Black Cat should NOT have trusted the Fox. The good news is that the plan played out perfectly: Fox had been dying, and now he’s going to live. The bad news? He’s sold Manhattan to an ancient demon to secure everlasting life. And Black Cat had been such a big help that he’s giving her immortality too. In exchange for all of Manhattan. Black Cat will have to do something about that, and she’s probably going to have to forfeit her own immortality in the process.

MacKay’s writing is REALLY erratic here. High drama is mixed with weird humor. In a particularly dramatic moment, Black Cat makes a few emotionally-charged ’80s pop-cultural references to make her accomplices go away. This has to be one of the most Gen X moments MacKay’s committed to the page in the past couple of years. It’s part of a comic book that’s so delightfully distorted that the biggest moment isn’t the sale of Manhattan to an ancient god or the main character accidentally stumbling into immortality. It’s something far more subtle: she lies to Spider-Man. It really upsets her...not because of the lie, but because of the fact that he trusts her so implicitly that he believes it. His trust in her mirrors her trust in Fox, which reverberates into her own character: she doesn’t want to be like Fox. She doesn’t want to hide things from people who trust her, but she does so on a couple of different occasions this issue. MacKay is working with a pleasantly complicated emotional dynamic.   
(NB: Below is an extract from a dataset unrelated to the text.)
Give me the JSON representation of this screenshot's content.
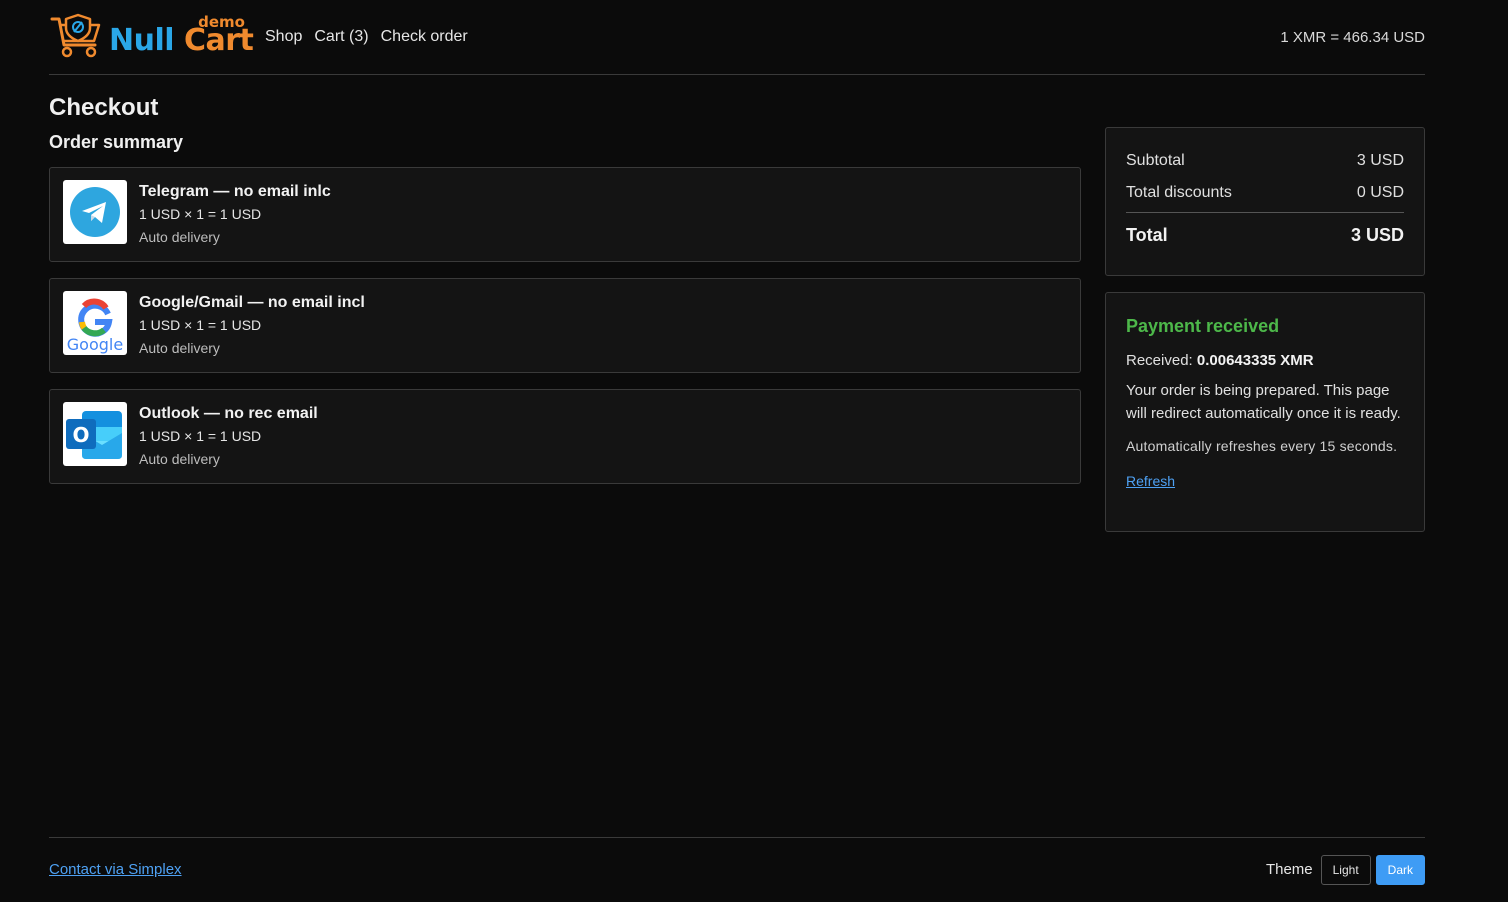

Dowling doesn’t quite hit the more dramatic end of things all that well this chapter. The intricacy of the drama feels a bit stiff, which is too bad as so much of the rest of what Dowling’s rendering is beautifully composed, from moody mists to vines climbing up a towering building to pull them into the earth to a contract accepted by an entity that actually manages to look convincingly omnipotent. It’s all quite impressive, but the drama at the heart of the story feels visually flat. In light of this, the lettering by Ferran Delgado is a welcome comfort as so much of the wit, and emotional intensity of Felicia’s internal life is brought to the page in the white script in black caption boxes that have become so very, very familiar to the series. 

A few slip-ups aside, MacKay’s work on Black Cat has been delightful. The sixth issue in the series continues to show the writer’s gift for emotional intricacy. Felicia is one of the more interesting characters in the Marvel Universe right now, and a lot of her appeal seems to be coming directly from MacKay.